No it isn't. It isn't even a non-obvious metaphor for a narcissistic con.
No problem! I just thought that you might want to know that any story that starts with "In the beginning" just like "Once upon a time" and immediately intrudes a crafty talking serpent is a children's story with a sublime teaching essential to a fruitful life that was never written down....

If you don't think and think and keep on thinking about what that teaching is you will never find it


Don't need them but thanks.
Right. No condolences necessary? lol....

You can't admit the obvious which means that either you are dead, or trying to hide something..

Of religious discussion.

No one is to engage in discussion or disputation with men of ill repute; and in the company of froward men everyone is to abstain from talk about (keep hidden) the meaning of the Law.

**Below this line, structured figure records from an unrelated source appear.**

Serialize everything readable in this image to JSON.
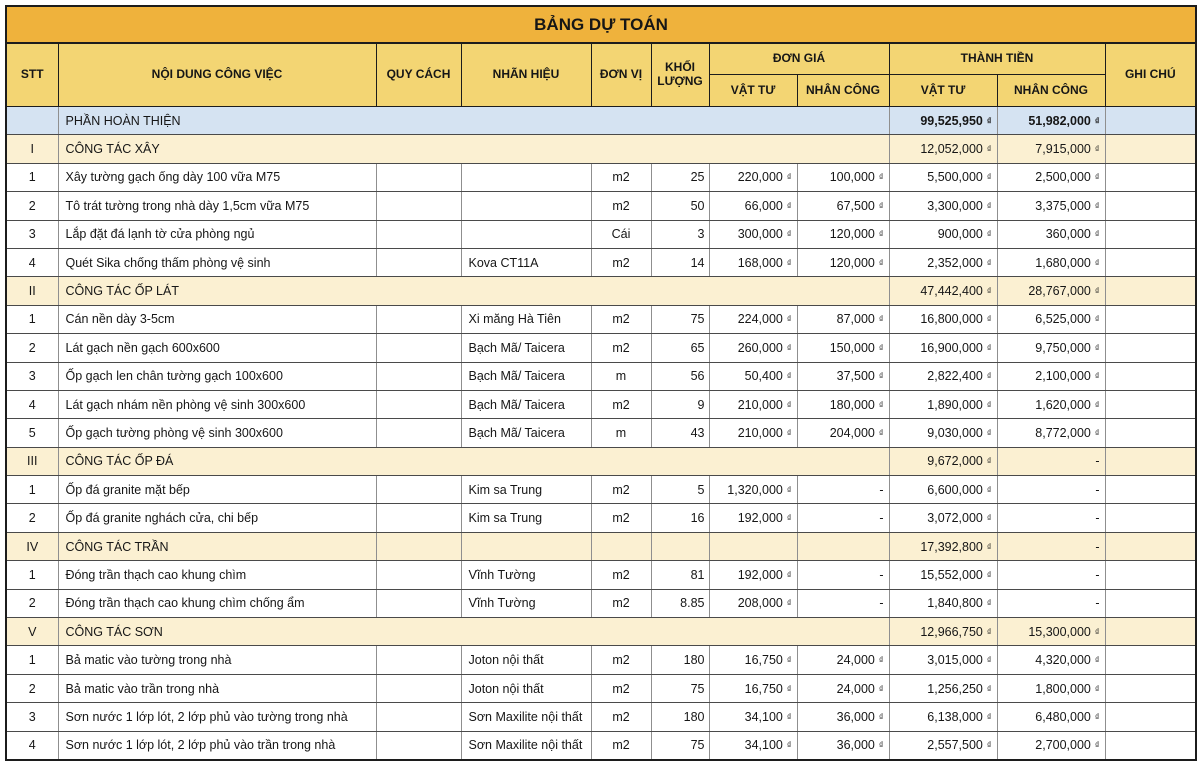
{
  "title": "BẢNG DỰ TOÁN",
  "currency": "₫",
  "colors": {
    "title_bg": "#efb23c",
    "header_bg": "#f3d573",
    "section_bg": "#fbf0d2",
    "summary_bg": "#d5e3f2",
    "border_dark": "#1c1c1c"
  },
  "header": {
    "stt": "STT",
    "noi_dung": "NỘI DUNG CÔNG VIỆC",
    "quy_cach": "QUY CÁCH",
    "nhan_hieu": "NHÃN HIỆU",
    "don_vi": "ĐƠN VỊ",
    "khoi_luong": "KHỐI LƯỢNG",
    "don_gia": "ĐƠN GIÁ",
    "thanh_tien": "THÀNH TIỀN",
    "vat_tu": "VẬT TƯ",
    "nhan_cong": "NHÂN CÔNG",
    "ghi_chu": "GHI CHÚ"
  },
  "rows": [
    {
      "type": "summary",
      "merged": true,
      "stt": "",
      "name": "PHẦN HOÀN THIỆN",
      "tt_vat_tu": "99,525,950",
      "tt_nhan_cong": "51,982,000",
      "ghi_chu": ""
    },
    {
      "type": "section",
      "merged": true,
      "stt": "I",
      "name": "CÔNG TÁC XÂY",
      "tt_vat_tu": "12,052,000",
      "tt_nhan_cong": "7,915,000",
      "ghi_chu": ""
    },
    {
      "type": "item",
      "merged": false,
      "stt": "1",
      "name": "Xây tường gạch ống dày 100 vữa M75",
      "quy_cach": "",
      "nhan_hieu": "",
      "don_vi": "m2",
      "khoi_luong": "25",
      "dg_vat_tu": "220,000",
      "dg_nhan_cong": "100,000",
      "tt_vat_tu": "5,500,000",
      "tt_nhan_cong": "2,500,000",
      "ghi_chu": ""
    },
    {
      "type": "item",
      "merged": false,
      "stt": "2",
      "name": "Tô trát tường trong nhà dày 1,5cm vữa M75",
      "quy_cach": "",
      "nhan_hieu": "",
      "don_vi": "m2",
      "khoi_luong": "50",
      "dg_vat_tu": "66,000",
      "dg_nhan_cong": "67,500",
      "tt_vat_tu": "3,300,000",
      "tt_nhan_cong": "3,375,000",
      "ghi_chu": ""
    },
    {
      "type": "item",
      "merged": false,
      "stt": "3",
      "name": "Lắp đặt đá lạnh tờ cửa phòng ngủ",
      "quy_cach": "",
      "nhan_hieu": "",
      "don_vi": "Cái",
      "khoi_luong": "3",
      "dg_vat_tu": "300,000",
      "dg_nhan_cong": "120,000",
      "tt_vat_tu": "900,000",
      "tt_nhan_cong": "360,000",
      "ghi_chu": ""
    },
    {
      "type": "item",
      "merged": false,
      "stt": "4",
      "name": "Quét Sika chống thấm phòng vệ sinh",
      "quy_cach": "",
      "nhan_hieu": "Kova CT11A",
      "don_vi": "m2",
      "khoi_luong": "14",
      "dg_vat_tu": "168,000",
      "dg_nhan_cong": "120,000",
      "tt_vat_tu": "2,352,000",
      "tt_nhan_cong": "1,680,000",
      "ghi_chu": ""
    },
    {
      "type": "section",
      "merged": true,
      "stt": "II",
      "name": "CÔNG TÁC ỐP LÁT",
      "tt_vat_tu": "47,442,400",
      "tt_nhan_cong": "28,767,000",
      "ghi_chu": ""
    },
    {
      "type": "item",
      "merged": false,
      "stt": "1",
      "name": "Cán nền dày 3-5cm",
      "quy_cach": "",
      "nhan_hieu": "Xi măng Hà Tiên",
      "don_vi": "m2",
      "khoi_luong": "75",
      "dg_vat_tu": "224,000",
      "dg_nhan_cong": "87,000",
      "tt_vat_tu": "16,800,000",
      "tt_nhan_cong": "6,525,000",
      "ghi_chu": ""
    },
    {
      "type": "item",
      "merged": false,
      "stt": "2",
      "name": "Lát gạch nền gạch 600x600",
      "quy_cach": "",
      "nhan_hieu": "Bạch Mã/ Taicera",
      "don_vi": "m2",
      "khoi_luong": "65",
      "dg_vat_tu": "260,000",
      "dg_nhan_cong": "150,000",
      "tt_vat_tu": "16,900,000",
      "tt_nhan_cong": "9,750,000",
      "ghi_chu": ""
    },
    {
      "type": "item",
      "merged": false,
      "stt": "3",
      "name": "Ốp gạch len chân tường gạch 100x600",
      "quy_cach": "",
      "nhan_hieu": "Bạch Mã/ Taicera",
      "don_vi": "m",
      "khoi_luong": "56",
      "dg_vat_tu": "50,400",
      "dg_nhan_cong": "37,500",
      "tt_vat_tu": "2,822,400",
      "tt_nhan_cong": "2,100,000",
      "ghi_chu": ""
    },
    {
      "type": "item",
      "merged": false,
      "stt": "4",
      "name": "Lát gạch nhám nền phòng vệ sinh 300x600",
      "quy_cach": "",
      "nhan_hieu": "Bạch Mã/ Taicera",
      "don_vi": "m2",
      "khoi_luong": "9",
      "dg_vat_tu": "210,000",
      "dg_nhan_cong": "180,000",
      "tt_vat_tu": "1,890,000",
      "tt_nhan_cong": "1,620,000",
      "ghi_chu": ""
    },
    {
      "type": "item",
      "merged": false,
      "stt": "5",
      "name": "Ốp gạch tường phòng vệ sinh 300x600",
      "quy_cach": "",
      "nhan_hieu": "Bạch Mã/ Taicera",
      "don_vi": "m",
      "khoi_luong": "43",
      "dg_vat_tu": "210,000",
      "dg_nhan_cong": "204,000",
      "tt_vat_tu": "9,030,000",
      "tt_nhan_cong": "8,772,000",
      "ghi_chu": ""
    },
    {
      "type": "section",
      "merged": true,
      "stt": "III",
      "name": "CÔNG TÁC ỐP ĐÁ",
      "tt_vat_tu": "9,672,000",
      "tt_nhan_cong": "-",
      "ghi_chu": ""
    },
    {
      "type": "item",
      "merged": false,
      "stt": "1",
      "name": "Ốp đá granite mặt bếp",
      "quy_cach": "",
      "nhan_hieu": "Kim sa Trung",
      "don_vi": "m2",
      "khoi_luong": "5",
      "dg_vat_tu": "1,320,000",
      "dg_nhan_cong": "-",
      "tt_vat_tu": "6,600,000",
      "tt_nhan_cong": "-",
      "ghi_chu": ""
    },
    {
      "type": "item",
      "merged": false,
      "stt": "2",
      "name": "Ốp đá granite nghách cửa, chi bếp",
      "quy_cach": "",
      "nhan_hieu": "Kim sa Trung",
      "don_vi": "m2",
      "khoi_luong": "16",
      "dg_vat_tu": "192,000",
      "dg_nhan_cong": "-",
      "tt_vat_tu": "3,072,000",
      "tt_nhan_cong": "-",
      "ghi_chu": ""
    },
    {
      "type": "section",
      "merged": false,
      "stt": "IV",
      "name": "CÔNG TÁC TRẦN",
      "quy_cach": "",
      "nhan_hieu": "",
      "don_vi": "",
      "khoi_luong": "",
      "dg_vat_tu": "",
      "dg_nhan_cong": "",
      "tt_vat_tu": "17,392,800",
      "tt_nhan_cong": "-",
      "ghi_chu": ""
    },
    {
      "type": "item",
      "merged": false,
      "stt": "1",
      "name": "Đóng trần thạch cao khung chìm",
      "quy_cach": "",
      "nhan_hieu": "Vĩnh Tường",
      "don_vi": "m2",
      "khoi_luong": "81",
      "dg_vat_tu": "192,000",
      "dg_nhan_cong": "-",
      "tt_vat_tu": "15,552,000",
      "tt_nhan_cong": "-",
      "ghi_chu": ""
    },
    {
      "type": "item",
      "merged": false,
      "stt": "2",
      "name": "Đóng trần thạch cao khung chìm chống ẩm",
      "quy_cach": "",
      "nhan_hieu": "Vĩnh Tường",
      "don_vi": "m2",
      "khoi_luong": "8.85",
      "dg_vat_tu": "208,000",
      "dg_nhan_cong": "-",
      "tt_vat_tu": "1,840,800",
      "tt_nhan_cong": "-",
      "ghi_chu": ""
    },
    {
      "type": "section",
      "merged": true,
      "stt": "V",
      "name": "CÔNG TÁC SƠN",
      "tt_vat_tu": "12,966,750",
      "tt_nhan_cong": "15,300,000",
      "ghi_chu": ""
    },
    {
      "type": "item",
      "merged": false,
      "stt": "1",
      "name": "Bả matic vào tường trong nhà",
      "quy_cach": "",
      "nhan_hieu": "Joton nội thất",
      "don_vi": "m2",
      "khoi_luong": "180",
      "dg_vat_tu": "16,750",
      "dg_nhan_cong": "24,000",
      "tt_vat_tu": "3,015,000",
      "tt_nhan_cong": "4,320,000",
      "ghi_chu": ""
    },
    {
      "type": "item",
      "merged": false,
      "stt": "2",
      "name": "Bả matic vào trần trong nhà",
      "quy_cach": "",
      "nhan_hieu": "Joton nội thất",
      "don_vi": "m2",
      "khoi_luong": "75",
      "dg_vat_tu": "16,750",
      "dg_nhan_cong": "24,000",
      "tt_vat_tu": "1,256,250",
      "tt_nhan_cong": "1,800,000",
      "ghi_chu": ""
    },
    {
      "type": "item",
      "merged": false,
      "stt": "3",
      "name": "Sơn nước 1 lớp lót, 2 lớp phủ vào tường trong nhà",
      "quy_cach": "",
      "nhan_hieu": "Sơn Maxilite nội thất",
      "don_vi": "m2",
      "khoi_luong": "180",
      "dg_vat_tu": "34,100",
      "dg_nhan_cong": "36,000",
      "tt_vat_tu": "6,138,000",
      "tt_nhan_cong": "6,480,000",
      "ghi_chu": ""
    },
    {
      "type": "item",
      "merged": false,
      "stt": "4",
      "name": "Sơn nước 1 lớp lót, 2 lớp phủ vào trần trong nhà",
      "quy_cach": "",
      "nhan_hieu": "Sơn Maxilite nội thất",
      "don_vi": "m2",
      "khoi_luong": "75",
      "dg_vat_tu": "34,100",
      "dg_nhan_cong": "36,000",
      "tt_vat_tu": "2,557,500",
      "tt_nhan_cong": "2,700,000",
      "ghi_chu": ""
    }
  ]
}
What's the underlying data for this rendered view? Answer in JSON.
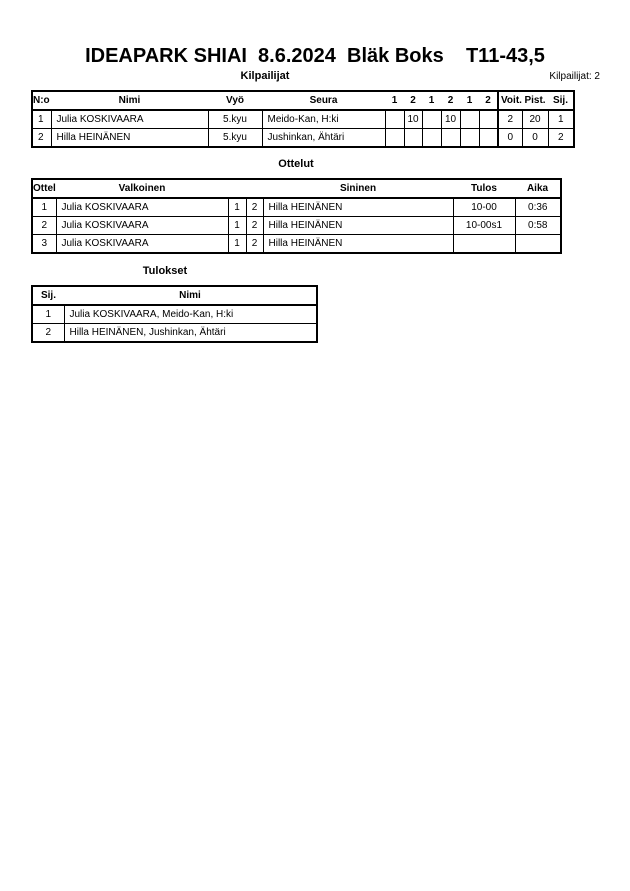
{
  "title": "IDEAPARK SHIAI  8.6.2024  Bläk Boks    T11-43,5",
  "competitors": {
    "heading": "Kilpailijat",
    "count_label": "Kilpailijat: 2",
    "headers": [
      "N:o",
      "Nimi",
      "Vyö",
      "Seura",
      "1",
      "2",
      "1",
      "2",
      "1",
      "2",
      "Voit.",
      "Pist.",
      "Sij."
    ],
    "rows": [
      [
        "1",
        "Julia KOSKIVAARA",
        "5.kyu",
        "Meido-Kan, H:ki",
        "",
        "10",
        "",
        "10",
        "",
        "",
        "2",
        "20",
        "1"
      ],
      [
        "2",
        "Hilla HEINÄNEN",
        "5.kyu",
        "Jushinkan, Ähtäri",
        "",
        "",
        "",
        "",
        "",
        "",
        "0",
        "0",
        "2"
      ]
    ]
  },
  "matches": {
    "heading": "Ottelut",
    "headers": [
      "Ottelu",
      "Valkoinen",
      "",
      "",
      "Sininen",
      "Tulos",
      "Aika"
    ],
    "rows": [
      [
        "1",
        "Julia KOSKIVAARA",
        "1",
        "2",
        "Hilla HEINÄNEN",
        "10-00",
        "0:36"
      ],
      [
        "2",
        "Julia KOSKIVAARA",
        "1",
        "2",
        "Hilla HEINÄNEN",
        "10-00s1",
        "0:58"
      ],
      [
        "3",
        "Julia KOSKIVAARA",
        "1",
        "2",
        "Hilla HEINÄNEN",
        "",
        ""
      ]
    ]
  },
  "results": {
    "heading": "Tulokset",
    "headers": [
      "Sij.",
      "Nimi"
    ],
    "rows": [
      [
        "1",
        "Julia KOSKIVAARA, Meido-Kan, H:ki"
      ],
      [
        "2",
        "Hilla HEINÄNEN, Jushinkan, Ähtäri"
      ]
    ]
  }
}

Dead Sea scrolls, manual of discipline.

Oi. Some things never change!

I hate to break the news to you, but the cats already out of the bag! And it can't be undone!

;)
 
No problem! I just thought that you might want to know that any story that starts with "In the beginning" just like "Once upon a time" and immediately intrudes a crafty talking serpent is a children's story with a sublime teaching essential to a fruitful life that was never written down....
You can call it a children's story if that makes you feel better. The text begins with breisheet which is not "once upon a time".
If you don't think and think and keep on thinking about what that teaching is you will never find it
If you study the text and really learn its meanings, you will see that your conclusions are imamture at best, uninformed more likely.
You can't admit the obvious which means that either you are dead, or trying to hide something..
You can't accept that your personal interpretation isn't obvious or particularly convincing so you try to guess my motives. I'm currently neither dead, nor hiding anything.